First, she stopped driving at night, then limited her driving distance, but eventually Ursula admitted that it was no longer safe for her to drive at all. With this admission began the discussion of whether living alone was still a good choice but Ursula was not interested in selling her home, so Vivian and Walter did not press the issue. Vivian lived relatively nearby and did not work fulltime, so she was able to assist her mother when needed. The grandchildren also served as drivers when necessary.
As these changes began happening on a daily activity level, we became involved to update Ursula’s planning. We discussed the various parts of the estate plan and reminded Ursula of why she had the documents in the first place and, following those discussions, we helped her make some changes to her plan.
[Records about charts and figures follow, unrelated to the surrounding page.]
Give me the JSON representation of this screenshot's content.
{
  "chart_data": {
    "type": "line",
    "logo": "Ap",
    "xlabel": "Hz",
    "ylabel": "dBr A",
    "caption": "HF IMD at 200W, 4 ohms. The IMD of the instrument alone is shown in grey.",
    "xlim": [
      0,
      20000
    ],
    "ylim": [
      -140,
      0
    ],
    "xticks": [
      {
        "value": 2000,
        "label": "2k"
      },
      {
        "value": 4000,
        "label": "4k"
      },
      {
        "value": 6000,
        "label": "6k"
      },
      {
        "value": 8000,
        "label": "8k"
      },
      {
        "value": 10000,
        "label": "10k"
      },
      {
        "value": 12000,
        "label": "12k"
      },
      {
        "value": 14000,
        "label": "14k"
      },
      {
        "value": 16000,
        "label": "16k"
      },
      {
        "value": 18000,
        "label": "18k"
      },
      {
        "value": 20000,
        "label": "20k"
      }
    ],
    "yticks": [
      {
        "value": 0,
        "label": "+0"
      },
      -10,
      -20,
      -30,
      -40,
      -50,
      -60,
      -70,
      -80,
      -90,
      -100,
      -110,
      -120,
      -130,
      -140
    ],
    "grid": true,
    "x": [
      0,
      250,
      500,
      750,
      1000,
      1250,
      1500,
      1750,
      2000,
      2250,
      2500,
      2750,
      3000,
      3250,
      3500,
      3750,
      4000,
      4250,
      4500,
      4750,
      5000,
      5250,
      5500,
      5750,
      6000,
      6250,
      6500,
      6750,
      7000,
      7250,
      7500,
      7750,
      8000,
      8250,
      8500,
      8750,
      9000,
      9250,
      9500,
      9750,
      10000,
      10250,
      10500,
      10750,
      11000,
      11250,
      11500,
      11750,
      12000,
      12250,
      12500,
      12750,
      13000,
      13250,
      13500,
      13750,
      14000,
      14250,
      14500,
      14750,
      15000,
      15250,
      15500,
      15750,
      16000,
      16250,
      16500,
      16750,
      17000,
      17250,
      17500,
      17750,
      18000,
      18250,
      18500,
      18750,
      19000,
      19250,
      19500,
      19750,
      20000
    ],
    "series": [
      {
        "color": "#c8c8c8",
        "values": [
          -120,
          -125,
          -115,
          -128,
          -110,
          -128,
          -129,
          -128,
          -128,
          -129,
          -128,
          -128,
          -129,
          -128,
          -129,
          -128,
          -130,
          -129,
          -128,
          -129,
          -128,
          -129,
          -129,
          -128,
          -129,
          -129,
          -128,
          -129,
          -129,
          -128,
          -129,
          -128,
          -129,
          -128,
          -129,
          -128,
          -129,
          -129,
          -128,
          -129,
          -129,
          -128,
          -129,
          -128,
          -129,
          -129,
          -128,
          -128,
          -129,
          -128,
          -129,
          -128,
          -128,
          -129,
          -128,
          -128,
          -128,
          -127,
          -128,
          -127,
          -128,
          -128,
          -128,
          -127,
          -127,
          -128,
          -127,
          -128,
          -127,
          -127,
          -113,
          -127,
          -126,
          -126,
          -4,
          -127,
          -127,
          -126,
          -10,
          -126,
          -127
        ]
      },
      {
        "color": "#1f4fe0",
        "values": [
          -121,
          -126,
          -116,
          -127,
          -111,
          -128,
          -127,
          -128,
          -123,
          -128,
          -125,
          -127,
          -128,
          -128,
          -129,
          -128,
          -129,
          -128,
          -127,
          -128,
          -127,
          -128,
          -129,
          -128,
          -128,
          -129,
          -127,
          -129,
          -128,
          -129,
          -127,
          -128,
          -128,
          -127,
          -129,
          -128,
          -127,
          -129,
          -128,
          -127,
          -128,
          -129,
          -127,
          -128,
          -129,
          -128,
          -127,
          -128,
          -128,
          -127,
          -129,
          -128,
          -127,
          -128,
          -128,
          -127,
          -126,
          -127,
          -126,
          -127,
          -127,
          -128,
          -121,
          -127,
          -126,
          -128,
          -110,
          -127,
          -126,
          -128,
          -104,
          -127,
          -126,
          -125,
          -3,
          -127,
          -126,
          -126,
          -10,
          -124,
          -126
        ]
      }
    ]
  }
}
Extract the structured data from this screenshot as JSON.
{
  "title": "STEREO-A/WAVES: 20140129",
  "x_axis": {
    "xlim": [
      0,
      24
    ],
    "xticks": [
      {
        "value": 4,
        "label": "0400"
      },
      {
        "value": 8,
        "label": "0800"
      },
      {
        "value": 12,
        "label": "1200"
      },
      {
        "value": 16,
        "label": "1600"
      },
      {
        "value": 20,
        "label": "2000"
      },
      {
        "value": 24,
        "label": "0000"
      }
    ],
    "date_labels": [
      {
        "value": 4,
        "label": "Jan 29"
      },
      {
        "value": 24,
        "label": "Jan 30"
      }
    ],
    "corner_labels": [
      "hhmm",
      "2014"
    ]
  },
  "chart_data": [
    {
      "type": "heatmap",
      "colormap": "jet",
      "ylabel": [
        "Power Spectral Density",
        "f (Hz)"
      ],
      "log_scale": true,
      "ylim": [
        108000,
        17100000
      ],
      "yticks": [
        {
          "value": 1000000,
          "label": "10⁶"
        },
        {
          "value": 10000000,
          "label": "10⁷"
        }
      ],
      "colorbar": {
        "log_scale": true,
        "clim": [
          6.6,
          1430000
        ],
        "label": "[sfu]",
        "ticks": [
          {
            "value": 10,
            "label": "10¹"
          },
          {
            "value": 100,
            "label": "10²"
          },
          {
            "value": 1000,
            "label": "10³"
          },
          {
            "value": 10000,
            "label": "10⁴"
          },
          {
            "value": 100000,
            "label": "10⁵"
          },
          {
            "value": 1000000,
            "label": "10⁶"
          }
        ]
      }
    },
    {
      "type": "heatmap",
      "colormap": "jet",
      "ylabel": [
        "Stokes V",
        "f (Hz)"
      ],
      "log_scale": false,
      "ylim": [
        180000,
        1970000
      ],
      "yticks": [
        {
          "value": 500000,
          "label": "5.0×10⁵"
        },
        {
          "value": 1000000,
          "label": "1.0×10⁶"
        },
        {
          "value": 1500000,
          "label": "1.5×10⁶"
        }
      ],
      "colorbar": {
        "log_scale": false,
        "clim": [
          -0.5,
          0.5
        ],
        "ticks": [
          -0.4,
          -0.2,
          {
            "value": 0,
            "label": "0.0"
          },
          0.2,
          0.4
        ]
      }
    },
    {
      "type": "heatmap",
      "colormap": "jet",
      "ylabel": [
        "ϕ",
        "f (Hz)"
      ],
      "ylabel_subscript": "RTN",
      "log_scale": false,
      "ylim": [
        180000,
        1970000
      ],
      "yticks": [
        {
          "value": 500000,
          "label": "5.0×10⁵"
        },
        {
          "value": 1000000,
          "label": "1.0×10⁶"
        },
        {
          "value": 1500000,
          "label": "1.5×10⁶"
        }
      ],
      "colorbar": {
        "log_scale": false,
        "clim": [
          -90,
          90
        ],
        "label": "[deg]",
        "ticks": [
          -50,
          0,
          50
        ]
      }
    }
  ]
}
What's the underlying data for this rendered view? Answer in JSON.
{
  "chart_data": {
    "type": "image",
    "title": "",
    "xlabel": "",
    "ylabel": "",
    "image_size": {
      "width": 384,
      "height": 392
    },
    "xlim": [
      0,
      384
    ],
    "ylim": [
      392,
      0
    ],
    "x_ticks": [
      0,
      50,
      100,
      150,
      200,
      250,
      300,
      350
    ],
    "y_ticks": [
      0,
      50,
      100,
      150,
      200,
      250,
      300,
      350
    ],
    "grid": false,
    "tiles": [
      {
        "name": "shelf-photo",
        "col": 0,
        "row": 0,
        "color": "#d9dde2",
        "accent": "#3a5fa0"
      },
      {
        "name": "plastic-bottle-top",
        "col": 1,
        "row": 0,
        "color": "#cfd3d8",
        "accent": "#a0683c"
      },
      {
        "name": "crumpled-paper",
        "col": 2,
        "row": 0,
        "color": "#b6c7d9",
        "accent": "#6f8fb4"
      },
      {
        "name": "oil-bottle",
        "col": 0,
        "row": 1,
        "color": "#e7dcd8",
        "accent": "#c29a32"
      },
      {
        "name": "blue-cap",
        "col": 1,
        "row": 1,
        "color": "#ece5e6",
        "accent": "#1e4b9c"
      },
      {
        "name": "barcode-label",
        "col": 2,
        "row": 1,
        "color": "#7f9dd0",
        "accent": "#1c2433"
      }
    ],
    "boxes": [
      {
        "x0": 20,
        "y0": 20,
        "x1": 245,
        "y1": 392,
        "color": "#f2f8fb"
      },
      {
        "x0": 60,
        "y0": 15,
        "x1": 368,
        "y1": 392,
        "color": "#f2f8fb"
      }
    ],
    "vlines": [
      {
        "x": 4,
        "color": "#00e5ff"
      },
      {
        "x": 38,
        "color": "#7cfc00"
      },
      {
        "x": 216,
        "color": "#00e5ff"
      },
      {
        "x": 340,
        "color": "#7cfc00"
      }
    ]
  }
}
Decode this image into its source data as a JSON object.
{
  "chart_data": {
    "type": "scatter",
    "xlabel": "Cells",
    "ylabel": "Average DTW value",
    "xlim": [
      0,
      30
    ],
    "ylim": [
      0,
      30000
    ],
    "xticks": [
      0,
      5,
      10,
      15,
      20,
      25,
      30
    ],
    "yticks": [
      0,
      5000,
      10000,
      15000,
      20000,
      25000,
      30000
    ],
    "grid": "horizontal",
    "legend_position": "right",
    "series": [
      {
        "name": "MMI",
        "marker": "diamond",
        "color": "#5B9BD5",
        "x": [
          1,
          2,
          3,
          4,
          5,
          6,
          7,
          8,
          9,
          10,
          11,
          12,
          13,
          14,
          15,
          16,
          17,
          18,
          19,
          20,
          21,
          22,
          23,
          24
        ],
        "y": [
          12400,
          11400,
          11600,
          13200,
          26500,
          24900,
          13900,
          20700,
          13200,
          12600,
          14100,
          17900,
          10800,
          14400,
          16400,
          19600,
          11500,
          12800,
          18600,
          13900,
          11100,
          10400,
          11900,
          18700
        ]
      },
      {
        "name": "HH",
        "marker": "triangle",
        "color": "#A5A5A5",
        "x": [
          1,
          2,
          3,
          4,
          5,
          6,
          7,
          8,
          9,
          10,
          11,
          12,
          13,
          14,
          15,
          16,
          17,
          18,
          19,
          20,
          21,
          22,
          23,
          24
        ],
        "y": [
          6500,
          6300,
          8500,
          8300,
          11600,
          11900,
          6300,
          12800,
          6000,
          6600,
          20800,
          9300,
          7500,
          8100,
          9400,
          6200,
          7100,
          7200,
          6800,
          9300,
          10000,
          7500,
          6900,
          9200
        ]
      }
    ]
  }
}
First, Ursula decided that it made sense to make Vivian an immediate Co-Trustee with herself to ensure that, if necessary, Vivian could manage any of the Living Trust’s assets in the event that Ursula was unable to act or simply did not want to deal with investment decisions and banking transactions. We also updated Ursula’s Power of Attorney to make it immediately active and named Vivian to act under that document for the same reasons. While Vivian (and Walter as the successor designee under both documents) had no desire to run their mother’s life, all the parties involve recognized that a time could come when it was easier on Ursula for someone else to act in her stead, and at her direction. Everyone involved recognized that Ursula was still in control and that any action taken by Vivian must be in Ursula’s best interest. This is not to say that Vivian could not take an action that benefited herself if Ursula so directed, but we did stress the importance of Vivian’s fiduciary duty to Ursula.
As time went on, circumstances did eventually arise where Vivian needed to act on her mother’s behalf, initially simply because Ursula did not want to be bothered, but later in order to manage affairs as Ursula developed additional health issues that limited her mobility. The documents prepared allowed Vivian to organize and simplify all of Ursula’s finances, consolidating her multiple bank accounts into a single account. As Ursula consented to moving to a senior living community, Vivian was able to sign documents for Ursula’s new apartment and handling the closing on the sale of Ursula’s home (she was delighted that one of her grandchildren purchased it). All of these transactions took place at arm’s length to ensure that there was no question that Vivian was acting in her mother’s best interest, and had the family dynamic been different additional documentation could have been provided to assure Walter that his sister was acting in their mother’s best interest.
In the end, due to the years of serving as Co-Trustee with her mother, when the time came for Vivian to administer the Living Trust after her mother’s death the process was simple, requiring little more than the writing of a few checks and the closing of a bank account. Nevertheless, this simplicity was borne from good planning; planning that gave Ursula piece of mind and made her later years less stressful. This is the result of good, ongoing communication with experienced professionals. Had nothing been done with Ursula’s planning as her life began to change, her later years would have been more difficult for Vivian and Walter. Always be aware that your estate plan is more than just a set of documents to be used after your death. Your estate plan is part of a process that needs regular updating to ensure that it still meets your current needs.